Google sniffs opportunity in mobiles
The U.S. search giant controls more than 80 percent of the world market for online searches, but its visibility on Korean desktops makes it more akin to a minnow in storm-swept waters.
This is something it is moving to address given the lucrative nature of cell phone advertising, which the industry estimates will be worth as much as 530 billion won ($469 million) next year.
As people start to perform as many searches on their smartphones and tablets as they do on their laptops and desktop PCs, the search business is being realigned with the mobile element placed in the foreground.
For Google, it could be the perfect time to again try its hand at winning over Korean netizens.
Simplicity and neatness are Google’s key advantages in the mobile search business, and this quickly becomes apparent when the Google app is opened on a smartphone.
The basic design of a logo and a search box is a marked contrast to the Naver app, which also offers news headlines, photos and other services.
But Google officials work based on the logic that less is more. And with the company’s research team claiming to now own 20 percent of Korea’s mobile search market, this may not be far off the mark.
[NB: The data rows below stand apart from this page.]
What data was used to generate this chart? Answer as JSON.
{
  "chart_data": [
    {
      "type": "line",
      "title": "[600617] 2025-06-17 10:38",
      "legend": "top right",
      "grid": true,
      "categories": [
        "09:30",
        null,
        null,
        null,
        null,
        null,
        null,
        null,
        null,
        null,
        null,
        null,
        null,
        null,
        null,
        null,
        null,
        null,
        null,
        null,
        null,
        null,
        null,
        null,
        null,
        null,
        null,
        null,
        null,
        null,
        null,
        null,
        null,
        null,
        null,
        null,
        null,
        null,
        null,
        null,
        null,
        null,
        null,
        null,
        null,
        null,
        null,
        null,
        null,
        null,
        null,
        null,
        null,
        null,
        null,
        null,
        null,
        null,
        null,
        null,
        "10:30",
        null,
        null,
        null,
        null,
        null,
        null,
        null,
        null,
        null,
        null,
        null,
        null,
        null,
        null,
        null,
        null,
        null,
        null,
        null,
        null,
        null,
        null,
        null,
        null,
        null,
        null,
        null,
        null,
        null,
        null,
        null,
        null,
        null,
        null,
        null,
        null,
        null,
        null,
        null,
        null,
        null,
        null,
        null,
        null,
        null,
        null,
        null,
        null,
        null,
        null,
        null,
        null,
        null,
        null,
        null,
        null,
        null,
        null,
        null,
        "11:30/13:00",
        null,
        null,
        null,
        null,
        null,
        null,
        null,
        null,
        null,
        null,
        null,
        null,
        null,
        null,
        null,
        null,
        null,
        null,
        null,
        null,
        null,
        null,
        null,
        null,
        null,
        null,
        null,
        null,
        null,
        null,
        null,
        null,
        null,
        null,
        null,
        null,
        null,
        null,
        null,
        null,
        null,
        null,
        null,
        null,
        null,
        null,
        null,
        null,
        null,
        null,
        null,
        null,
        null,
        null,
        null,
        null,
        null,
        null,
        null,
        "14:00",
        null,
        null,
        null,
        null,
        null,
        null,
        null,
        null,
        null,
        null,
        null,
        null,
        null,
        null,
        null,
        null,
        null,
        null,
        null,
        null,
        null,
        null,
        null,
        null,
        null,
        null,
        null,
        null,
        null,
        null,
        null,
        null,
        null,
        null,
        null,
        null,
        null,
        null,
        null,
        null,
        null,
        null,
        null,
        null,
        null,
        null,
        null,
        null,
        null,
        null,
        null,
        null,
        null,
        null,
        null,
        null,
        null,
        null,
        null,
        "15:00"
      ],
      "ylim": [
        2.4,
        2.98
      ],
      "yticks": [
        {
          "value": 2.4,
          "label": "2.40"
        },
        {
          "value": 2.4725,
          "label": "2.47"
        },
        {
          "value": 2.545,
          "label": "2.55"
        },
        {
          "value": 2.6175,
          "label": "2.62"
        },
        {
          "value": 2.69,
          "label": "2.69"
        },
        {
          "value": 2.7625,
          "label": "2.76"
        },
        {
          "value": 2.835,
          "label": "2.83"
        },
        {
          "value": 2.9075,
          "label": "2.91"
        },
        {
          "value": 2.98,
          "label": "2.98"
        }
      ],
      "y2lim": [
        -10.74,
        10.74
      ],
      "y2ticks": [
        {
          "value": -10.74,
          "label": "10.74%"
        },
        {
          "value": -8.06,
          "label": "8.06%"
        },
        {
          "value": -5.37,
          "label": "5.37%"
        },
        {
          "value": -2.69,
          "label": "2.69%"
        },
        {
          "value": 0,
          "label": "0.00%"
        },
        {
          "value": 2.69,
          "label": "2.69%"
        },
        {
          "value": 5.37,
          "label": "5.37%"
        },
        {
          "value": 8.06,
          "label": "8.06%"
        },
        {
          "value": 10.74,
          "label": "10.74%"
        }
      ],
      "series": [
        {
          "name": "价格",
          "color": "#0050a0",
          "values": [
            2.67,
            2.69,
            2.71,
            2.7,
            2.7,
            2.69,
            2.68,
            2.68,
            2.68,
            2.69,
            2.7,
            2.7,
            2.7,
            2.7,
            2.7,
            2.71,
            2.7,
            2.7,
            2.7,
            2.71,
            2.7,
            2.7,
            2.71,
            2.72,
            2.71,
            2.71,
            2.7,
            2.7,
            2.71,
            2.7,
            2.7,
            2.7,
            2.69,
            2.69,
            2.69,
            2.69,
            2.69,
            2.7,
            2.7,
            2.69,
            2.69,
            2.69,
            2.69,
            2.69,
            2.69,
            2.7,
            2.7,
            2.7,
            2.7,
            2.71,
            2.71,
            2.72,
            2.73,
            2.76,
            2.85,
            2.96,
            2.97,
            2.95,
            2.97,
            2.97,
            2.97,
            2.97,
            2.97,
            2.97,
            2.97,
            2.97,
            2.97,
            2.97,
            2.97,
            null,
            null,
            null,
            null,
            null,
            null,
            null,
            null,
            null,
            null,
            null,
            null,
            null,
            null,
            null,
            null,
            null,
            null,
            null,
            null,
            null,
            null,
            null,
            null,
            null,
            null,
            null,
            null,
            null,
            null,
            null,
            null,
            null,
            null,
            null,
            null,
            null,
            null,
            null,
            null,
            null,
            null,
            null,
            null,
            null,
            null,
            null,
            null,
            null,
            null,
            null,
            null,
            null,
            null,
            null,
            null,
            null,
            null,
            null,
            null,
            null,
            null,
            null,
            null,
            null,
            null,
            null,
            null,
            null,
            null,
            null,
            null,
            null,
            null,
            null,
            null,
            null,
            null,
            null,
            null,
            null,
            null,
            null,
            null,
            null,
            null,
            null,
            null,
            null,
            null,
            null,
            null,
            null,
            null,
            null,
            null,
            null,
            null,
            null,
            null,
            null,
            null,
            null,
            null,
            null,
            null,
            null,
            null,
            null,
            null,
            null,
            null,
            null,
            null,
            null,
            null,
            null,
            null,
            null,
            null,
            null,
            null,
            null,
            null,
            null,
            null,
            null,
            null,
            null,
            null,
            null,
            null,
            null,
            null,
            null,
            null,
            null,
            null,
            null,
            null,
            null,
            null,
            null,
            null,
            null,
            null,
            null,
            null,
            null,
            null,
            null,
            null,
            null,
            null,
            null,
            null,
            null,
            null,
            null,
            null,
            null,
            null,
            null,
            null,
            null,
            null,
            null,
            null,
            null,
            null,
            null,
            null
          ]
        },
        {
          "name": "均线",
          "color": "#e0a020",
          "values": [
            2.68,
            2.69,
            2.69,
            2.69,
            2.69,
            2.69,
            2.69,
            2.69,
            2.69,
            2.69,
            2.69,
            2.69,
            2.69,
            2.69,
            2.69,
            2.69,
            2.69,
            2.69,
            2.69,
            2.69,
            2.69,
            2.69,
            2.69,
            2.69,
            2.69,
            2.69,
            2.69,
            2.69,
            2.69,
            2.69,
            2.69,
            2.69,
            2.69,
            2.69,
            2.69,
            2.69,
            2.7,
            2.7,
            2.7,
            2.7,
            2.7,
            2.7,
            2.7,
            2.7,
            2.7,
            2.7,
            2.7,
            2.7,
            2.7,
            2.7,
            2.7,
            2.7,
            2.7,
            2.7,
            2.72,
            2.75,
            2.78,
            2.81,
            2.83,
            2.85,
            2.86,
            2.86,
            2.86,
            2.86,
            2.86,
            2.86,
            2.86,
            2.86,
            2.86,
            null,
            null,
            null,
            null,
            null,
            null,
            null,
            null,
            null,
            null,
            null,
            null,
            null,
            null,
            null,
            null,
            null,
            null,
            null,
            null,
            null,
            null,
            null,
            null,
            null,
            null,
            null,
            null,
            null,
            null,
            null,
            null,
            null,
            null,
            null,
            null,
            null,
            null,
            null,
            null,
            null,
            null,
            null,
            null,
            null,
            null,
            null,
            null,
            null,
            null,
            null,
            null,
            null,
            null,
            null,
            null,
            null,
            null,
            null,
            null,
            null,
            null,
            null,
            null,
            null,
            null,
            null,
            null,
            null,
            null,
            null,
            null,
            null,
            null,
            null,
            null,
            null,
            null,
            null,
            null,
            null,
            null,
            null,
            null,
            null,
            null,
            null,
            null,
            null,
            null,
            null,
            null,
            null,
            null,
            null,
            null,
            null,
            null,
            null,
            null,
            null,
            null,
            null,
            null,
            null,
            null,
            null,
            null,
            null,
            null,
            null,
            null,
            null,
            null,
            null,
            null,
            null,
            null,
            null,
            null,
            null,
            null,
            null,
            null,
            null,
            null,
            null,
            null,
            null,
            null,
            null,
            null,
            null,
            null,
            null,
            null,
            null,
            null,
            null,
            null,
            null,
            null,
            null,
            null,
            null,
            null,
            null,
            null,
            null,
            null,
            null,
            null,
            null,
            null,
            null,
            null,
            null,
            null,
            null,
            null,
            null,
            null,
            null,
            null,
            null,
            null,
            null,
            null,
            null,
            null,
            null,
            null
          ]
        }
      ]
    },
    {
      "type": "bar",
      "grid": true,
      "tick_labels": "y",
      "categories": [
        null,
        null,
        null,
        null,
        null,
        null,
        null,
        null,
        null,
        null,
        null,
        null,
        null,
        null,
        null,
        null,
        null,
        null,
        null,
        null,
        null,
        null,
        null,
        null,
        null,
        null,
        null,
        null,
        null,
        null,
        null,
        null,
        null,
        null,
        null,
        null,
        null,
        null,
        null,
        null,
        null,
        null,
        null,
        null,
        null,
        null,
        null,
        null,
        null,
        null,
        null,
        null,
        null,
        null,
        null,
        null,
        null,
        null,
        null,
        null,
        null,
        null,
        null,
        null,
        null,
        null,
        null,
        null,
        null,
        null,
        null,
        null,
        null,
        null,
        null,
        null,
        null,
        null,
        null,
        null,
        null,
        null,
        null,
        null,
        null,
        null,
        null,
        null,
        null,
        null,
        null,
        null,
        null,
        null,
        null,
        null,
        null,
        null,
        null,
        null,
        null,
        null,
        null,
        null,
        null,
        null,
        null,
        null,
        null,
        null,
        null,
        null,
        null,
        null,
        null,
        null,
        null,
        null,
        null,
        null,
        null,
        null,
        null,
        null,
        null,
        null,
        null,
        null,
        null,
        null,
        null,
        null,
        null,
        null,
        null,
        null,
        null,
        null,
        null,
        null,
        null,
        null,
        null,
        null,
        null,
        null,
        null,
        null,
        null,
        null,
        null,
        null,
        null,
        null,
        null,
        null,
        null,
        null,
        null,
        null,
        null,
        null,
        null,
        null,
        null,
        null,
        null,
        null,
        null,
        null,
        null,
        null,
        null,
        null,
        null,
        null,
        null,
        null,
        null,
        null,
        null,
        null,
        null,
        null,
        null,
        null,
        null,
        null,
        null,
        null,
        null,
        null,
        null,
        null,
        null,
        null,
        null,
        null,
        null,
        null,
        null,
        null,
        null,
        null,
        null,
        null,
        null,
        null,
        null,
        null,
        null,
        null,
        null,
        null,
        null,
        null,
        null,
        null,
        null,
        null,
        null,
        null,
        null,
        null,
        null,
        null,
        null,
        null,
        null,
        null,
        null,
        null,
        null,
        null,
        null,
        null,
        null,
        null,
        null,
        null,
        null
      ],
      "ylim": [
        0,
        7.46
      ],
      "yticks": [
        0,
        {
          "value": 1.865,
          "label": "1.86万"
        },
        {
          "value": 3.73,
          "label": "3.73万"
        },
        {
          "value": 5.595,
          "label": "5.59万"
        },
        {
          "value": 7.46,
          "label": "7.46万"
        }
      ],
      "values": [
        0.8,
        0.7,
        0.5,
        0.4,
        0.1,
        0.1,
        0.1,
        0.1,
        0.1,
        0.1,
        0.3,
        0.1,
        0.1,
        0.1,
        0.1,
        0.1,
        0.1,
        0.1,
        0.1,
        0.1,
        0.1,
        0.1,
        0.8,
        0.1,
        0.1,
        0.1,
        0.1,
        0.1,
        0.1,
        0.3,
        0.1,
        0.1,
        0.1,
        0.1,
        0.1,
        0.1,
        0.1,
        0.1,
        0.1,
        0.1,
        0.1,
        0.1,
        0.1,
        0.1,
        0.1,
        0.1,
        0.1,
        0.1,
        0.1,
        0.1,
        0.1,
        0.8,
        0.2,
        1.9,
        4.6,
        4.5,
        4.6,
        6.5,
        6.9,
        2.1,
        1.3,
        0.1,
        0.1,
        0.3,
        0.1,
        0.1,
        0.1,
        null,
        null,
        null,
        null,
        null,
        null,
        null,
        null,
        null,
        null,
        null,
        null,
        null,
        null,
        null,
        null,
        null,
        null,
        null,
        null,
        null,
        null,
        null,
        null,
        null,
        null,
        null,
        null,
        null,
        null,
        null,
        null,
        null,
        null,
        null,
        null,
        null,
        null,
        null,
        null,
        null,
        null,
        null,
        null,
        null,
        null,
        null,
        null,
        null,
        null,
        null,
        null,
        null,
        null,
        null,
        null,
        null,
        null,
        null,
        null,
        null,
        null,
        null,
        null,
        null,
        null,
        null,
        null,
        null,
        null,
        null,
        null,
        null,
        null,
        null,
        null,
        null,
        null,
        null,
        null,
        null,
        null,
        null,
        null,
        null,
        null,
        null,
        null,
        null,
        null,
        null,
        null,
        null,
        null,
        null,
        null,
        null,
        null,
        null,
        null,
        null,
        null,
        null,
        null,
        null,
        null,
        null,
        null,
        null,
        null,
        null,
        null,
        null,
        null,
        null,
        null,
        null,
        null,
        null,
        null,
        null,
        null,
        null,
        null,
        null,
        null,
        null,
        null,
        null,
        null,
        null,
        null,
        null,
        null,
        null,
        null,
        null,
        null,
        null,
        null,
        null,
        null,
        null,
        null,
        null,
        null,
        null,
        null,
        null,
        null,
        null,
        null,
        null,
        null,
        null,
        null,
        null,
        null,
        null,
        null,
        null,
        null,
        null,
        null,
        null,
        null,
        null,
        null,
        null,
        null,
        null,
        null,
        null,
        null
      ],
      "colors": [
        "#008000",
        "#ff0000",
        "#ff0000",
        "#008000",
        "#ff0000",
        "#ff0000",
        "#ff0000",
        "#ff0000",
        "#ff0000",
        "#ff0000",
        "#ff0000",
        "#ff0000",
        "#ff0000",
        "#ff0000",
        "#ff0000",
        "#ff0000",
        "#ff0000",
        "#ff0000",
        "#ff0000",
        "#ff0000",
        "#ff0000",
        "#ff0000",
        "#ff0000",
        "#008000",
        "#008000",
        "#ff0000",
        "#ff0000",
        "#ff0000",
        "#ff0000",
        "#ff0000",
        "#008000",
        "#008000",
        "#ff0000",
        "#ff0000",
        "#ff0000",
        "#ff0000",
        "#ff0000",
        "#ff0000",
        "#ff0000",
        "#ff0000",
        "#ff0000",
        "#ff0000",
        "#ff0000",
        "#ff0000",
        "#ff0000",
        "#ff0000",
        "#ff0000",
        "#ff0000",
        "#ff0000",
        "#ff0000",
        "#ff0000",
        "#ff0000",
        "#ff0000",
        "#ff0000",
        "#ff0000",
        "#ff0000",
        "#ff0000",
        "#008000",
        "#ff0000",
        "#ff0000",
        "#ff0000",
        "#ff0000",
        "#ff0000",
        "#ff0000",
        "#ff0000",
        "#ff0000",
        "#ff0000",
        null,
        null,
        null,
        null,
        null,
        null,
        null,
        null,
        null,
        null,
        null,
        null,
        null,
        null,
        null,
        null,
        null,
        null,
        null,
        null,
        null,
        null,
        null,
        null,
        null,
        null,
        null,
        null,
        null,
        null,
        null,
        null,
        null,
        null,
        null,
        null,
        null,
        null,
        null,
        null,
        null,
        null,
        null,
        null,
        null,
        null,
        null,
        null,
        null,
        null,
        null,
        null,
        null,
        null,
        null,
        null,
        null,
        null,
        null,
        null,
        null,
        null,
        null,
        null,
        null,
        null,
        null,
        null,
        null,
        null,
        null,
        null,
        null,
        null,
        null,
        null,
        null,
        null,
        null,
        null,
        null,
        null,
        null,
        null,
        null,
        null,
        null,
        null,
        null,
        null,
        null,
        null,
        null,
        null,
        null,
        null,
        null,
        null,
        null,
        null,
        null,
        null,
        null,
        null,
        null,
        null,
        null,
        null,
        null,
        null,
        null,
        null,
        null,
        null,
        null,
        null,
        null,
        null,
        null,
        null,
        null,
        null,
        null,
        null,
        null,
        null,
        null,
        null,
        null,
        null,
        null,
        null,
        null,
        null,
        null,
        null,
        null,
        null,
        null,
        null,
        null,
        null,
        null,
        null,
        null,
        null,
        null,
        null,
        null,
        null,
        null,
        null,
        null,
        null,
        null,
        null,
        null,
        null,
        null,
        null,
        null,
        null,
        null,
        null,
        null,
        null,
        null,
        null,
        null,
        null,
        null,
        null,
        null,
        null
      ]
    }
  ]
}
According to industry sources, Eric Schmidt, Google’s executive chairman, stressed the importance of this business segment to Google Korea officials during his visit to Seoul early this month and promised his full support.
Furthermore, Google Korea recently streamlined its operations, especially its research and development and sales units, to better suit its “mobile first” strategy.
In September, it invited 300 major advertisers from around the country and showed them the various ways in which they could place ads on its mobile service.
Google has also been aggressively introducing new services within its mobile search operation. Having come to the conclusion that 20 percent of mobile searches are now conducted via voice-activated commands, it has made a mobile voice search available in 14 different languages, including Korean.
One of its more popular creations is the Transit Navigation app. A component of the latest version of Google Maps, this personal navigator delivers constantly updated information on public transport in 400 cities around the globe.
The main obstacles to greater market access, however, are Naver and Daum - which are also both ramping up their mobile initiatives.
The two dominate the domestic search engine industry, with Naver owning 73 percent of the advertising revenue and Daum controlling 18 percent. Together, they have a stranglehold on a business calculated to be worth in excess of 1 trillion won.
Naver’s strength is its rich content, which includes an extensive list of computer games courtesy of Hangame, its sister company.
In fact, the brand has so entrenched itself among the public consciousness that its green logo is easy for most Koreans to recognize. Now Naver simply has to migrate this solid customer base over to mobile Internet usage.
“Our daily sales from mobile search ads recently rose to 120 million won. At this pace, we think we should hit sales of around 30 billion won this year,” said Won Yoon-sik, a Naver spokesperson.
He added that Naver is focusing its mobile service on four key features, namely: convenience, social networking services, cloud computing services and location-based services.
Cloud computing allows files and software to be viewed anywhere, anytime, as users store data and software in remote centers.
Meanwhile, Daum is betting on its map service, as the majority of searches conducted on mobile devices are aimed at finding locations and directions.
Its latest creation is Store View, a more detailed version of Google’s Street View. Store View allows users to get a look inside stores of their choice on their smartphone screens without having to be physically present.
Daum has also introduced a number of search tools to distinguish itself. Its Barcode Search opens up a list of related search options simply by scanning the barcode of a product. Object Search provides a similar function by using digital photographs of objects or labels, for example on a bottle of wine.
“Our services are optimized for mobile phone use,” said Kim Ji-hyeon, the director of Daum’s mobile business.
“They are now being tweaked to make them even more convenient.”